Lecture Previews

Black History Month: Living Legacies — Dennis Howard

Today at 4:30 p.m.

Porter Hall 100 (Gregg Hall)

Dennis Howard will present a lecture titled “Music like dirt rasta! Genre defiance and bonding in the Kingston Creative Echo Chamber,” which will discuss genre developments in the Kingston music environment. Howard is one of Jamaica’s most distinguished musicologists and hopes that this lecture will be a way to better inform journalists and scholars of the genres of Jamaican music.

Howard works as a part-time lecturer in the Institute of Caribbean Studies at the University of the West Indies in Mona, Jamaica. He works specifically with students in the Entertainment and Cultural Enterprise Management program. Howard’s publications include articles in the Jamaica Journal, the Caribbean Quarterly, and two chapters of a book on Jamaican popular music.

Olympus Show and Tell

Tuesday at 4:30 p.m.

Rashid Auditorium (Hillman Center 4401)

Olympus Show and Tell presents Lenore Blum, founding director of Project Olympus; Howie Choset of the Robotics Institute; Manuela Veloso of the computer science department; and Consumer Electronics Show winners Jeff Mullen and Derek Lomas.

The lecture aims to create a climate, culture, and community that will enable talent and ideas to grow in the Pittsburgh region. It will focus on advances in the computer science field and innovative technologies.

Students can register at

Winds of Political Change in Egypt

Wednesday at 12:15 p.m.

Hamburg Hall 1502

The Center for International Relations and Politics and Heinz College present Moataz Fattah, who will lecture on “The Winds of Political Change in Egypt and the Arab World.”

Fattah is an associate professor of political science at Cairo University in Egypt and Central Michigan University. He is a non-resident fellow at the Center for Strategic and International Studies in Washington, D.C., and a fellow at the Institute for Social Policy and Understanding.

Fattah has 40 academic publications in both Arabic and English about the political, economic, and cultural aspects of the Middle East and U.S. foreign policy toward the region.

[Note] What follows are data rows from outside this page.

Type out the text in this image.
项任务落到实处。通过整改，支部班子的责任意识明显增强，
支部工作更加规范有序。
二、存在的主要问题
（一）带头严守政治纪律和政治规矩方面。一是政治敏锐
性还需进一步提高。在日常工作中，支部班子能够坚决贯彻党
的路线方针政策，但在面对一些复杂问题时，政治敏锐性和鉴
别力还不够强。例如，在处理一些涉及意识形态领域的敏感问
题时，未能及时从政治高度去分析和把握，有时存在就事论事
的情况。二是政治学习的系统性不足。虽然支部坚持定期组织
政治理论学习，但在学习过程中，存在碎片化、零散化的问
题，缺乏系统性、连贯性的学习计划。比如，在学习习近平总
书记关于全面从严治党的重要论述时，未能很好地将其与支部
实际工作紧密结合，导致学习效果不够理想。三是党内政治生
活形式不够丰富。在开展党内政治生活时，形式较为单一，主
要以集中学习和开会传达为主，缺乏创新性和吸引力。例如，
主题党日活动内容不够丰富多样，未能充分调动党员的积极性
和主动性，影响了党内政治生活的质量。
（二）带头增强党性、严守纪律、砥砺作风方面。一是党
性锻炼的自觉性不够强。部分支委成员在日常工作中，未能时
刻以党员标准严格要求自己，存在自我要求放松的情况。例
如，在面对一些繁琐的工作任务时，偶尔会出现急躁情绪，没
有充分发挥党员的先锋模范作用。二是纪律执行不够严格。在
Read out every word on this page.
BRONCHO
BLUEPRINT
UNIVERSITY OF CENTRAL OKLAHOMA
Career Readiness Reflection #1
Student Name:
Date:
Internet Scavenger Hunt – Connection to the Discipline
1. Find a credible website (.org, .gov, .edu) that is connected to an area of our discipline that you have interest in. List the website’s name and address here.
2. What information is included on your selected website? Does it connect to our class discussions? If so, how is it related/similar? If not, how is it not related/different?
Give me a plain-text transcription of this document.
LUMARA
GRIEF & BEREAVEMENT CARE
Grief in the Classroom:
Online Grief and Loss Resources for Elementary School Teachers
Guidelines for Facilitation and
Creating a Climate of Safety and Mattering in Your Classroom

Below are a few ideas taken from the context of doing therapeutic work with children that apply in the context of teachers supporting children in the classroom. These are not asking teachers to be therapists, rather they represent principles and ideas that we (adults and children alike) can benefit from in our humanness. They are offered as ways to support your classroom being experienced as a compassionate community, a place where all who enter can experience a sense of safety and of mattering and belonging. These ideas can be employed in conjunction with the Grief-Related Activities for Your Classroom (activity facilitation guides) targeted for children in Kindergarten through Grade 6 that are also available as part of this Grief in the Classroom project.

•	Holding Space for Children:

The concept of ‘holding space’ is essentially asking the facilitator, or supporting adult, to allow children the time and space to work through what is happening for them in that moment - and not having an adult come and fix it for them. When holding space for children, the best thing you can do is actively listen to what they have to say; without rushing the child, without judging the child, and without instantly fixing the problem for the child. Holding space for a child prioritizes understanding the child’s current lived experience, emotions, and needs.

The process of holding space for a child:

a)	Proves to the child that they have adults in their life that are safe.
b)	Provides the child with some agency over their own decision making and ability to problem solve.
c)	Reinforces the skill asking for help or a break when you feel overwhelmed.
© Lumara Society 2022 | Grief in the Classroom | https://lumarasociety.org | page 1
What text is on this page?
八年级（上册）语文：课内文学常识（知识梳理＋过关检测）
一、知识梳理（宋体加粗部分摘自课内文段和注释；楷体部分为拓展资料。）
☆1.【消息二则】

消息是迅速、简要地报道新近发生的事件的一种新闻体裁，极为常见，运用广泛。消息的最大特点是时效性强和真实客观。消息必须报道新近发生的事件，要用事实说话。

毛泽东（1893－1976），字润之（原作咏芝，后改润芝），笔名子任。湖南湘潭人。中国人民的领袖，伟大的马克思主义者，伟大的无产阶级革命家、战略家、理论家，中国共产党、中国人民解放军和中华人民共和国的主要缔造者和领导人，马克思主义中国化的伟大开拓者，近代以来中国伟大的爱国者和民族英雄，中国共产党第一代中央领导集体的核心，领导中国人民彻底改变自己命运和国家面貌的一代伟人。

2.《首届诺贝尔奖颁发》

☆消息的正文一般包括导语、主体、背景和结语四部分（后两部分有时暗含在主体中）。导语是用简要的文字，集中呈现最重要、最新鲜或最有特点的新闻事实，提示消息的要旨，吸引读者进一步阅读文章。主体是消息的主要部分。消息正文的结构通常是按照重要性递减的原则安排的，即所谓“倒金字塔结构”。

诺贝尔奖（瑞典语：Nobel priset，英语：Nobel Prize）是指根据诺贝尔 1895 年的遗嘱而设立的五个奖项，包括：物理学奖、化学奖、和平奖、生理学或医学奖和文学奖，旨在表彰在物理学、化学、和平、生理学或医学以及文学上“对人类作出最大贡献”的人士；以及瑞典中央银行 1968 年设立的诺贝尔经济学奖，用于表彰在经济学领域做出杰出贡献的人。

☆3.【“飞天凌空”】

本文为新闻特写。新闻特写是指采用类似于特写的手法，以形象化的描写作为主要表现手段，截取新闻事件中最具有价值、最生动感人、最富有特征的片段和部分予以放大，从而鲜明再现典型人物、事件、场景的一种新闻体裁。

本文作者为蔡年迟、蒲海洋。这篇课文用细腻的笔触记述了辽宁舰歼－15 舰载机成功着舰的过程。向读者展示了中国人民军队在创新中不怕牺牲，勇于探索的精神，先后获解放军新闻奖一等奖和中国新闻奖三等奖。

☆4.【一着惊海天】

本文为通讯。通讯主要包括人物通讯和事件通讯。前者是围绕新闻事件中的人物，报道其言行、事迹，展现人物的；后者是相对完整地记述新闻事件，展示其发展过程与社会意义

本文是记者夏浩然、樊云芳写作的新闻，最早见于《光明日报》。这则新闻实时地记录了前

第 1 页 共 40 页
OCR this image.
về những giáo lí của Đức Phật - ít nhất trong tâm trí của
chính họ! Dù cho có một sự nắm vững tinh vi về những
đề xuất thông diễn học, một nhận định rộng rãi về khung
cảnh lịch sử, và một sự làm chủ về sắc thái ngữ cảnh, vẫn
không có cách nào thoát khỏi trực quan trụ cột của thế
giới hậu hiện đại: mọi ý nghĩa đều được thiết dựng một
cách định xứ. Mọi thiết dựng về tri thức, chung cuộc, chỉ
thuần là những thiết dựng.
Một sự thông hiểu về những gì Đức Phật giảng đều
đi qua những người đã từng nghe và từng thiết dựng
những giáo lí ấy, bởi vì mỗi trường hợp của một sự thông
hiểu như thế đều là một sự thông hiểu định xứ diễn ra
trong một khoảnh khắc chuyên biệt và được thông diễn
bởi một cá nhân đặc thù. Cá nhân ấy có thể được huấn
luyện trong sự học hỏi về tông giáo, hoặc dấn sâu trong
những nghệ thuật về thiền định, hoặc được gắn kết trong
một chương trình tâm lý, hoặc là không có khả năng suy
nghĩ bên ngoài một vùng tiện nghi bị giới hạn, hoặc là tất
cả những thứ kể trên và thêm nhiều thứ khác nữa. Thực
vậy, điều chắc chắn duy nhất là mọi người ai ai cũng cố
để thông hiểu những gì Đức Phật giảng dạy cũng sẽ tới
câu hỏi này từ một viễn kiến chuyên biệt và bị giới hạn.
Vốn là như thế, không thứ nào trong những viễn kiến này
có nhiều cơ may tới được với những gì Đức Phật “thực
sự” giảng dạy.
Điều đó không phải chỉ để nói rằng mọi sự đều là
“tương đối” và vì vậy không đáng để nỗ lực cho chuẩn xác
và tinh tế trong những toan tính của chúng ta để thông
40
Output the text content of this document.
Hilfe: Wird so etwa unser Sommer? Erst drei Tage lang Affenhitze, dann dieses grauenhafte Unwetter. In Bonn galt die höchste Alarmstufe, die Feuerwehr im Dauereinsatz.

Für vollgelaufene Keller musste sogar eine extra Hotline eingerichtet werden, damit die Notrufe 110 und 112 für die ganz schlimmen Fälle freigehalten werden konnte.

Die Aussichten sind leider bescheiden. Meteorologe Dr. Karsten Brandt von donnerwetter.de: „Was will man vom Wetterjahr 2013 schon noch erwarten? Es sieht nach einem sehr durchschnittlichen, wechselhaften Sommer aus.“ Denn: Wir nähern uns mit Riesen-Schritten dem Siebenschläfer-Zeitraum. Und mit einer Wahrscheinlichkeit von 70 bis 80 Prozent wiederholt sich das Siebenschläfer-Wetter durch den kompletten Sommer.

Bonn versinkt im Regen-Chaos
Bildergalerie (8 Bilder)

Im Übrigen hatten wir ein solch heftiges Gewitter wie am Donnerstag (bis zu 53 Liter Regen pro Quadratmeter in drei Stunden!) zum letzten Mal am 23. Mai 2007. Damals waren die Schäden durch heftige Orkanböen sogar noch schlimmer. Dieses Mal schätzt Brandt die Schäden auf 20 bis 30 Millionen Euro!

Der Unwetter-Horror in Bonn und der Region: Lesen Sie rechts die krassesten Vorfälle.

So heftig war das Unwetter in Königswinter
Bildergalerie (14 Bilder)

His most notable English book is Democratic Values in the Muslim World. Fattah writes daily for the Egyptian newspaper El-Shorouk, and he is also a frequent commentator and analyst for BBC Arabic, BBC International, Al-Jazeera Arabic, and Al-Jazeera English.

Phi Beta Kappa Visiting Scholar: Rochel Gelman

Thursday at 4:30 p.m.

Porter Hall 100 (Gregg Hall)

This talk, titled “Early Cognitive Development and Beyond,” will center on new research which reveals that infants and preschoolers have more advanced knowledge of math and science than previously thought. Despite this fact, older students struggle to master material in these disciplines.

Gelman is the co-director of the Center for Cognitive Science at Rutgers and a professor of psychology. She has also taught at the University of Pennsylvania and at the University of California, Los Angeles. Her work to prove that preschoolers and infants were more advanced than traditionally assumed has received many honors, including membership in the National Academy of Sciences and the American Academy of Arts and Sciences.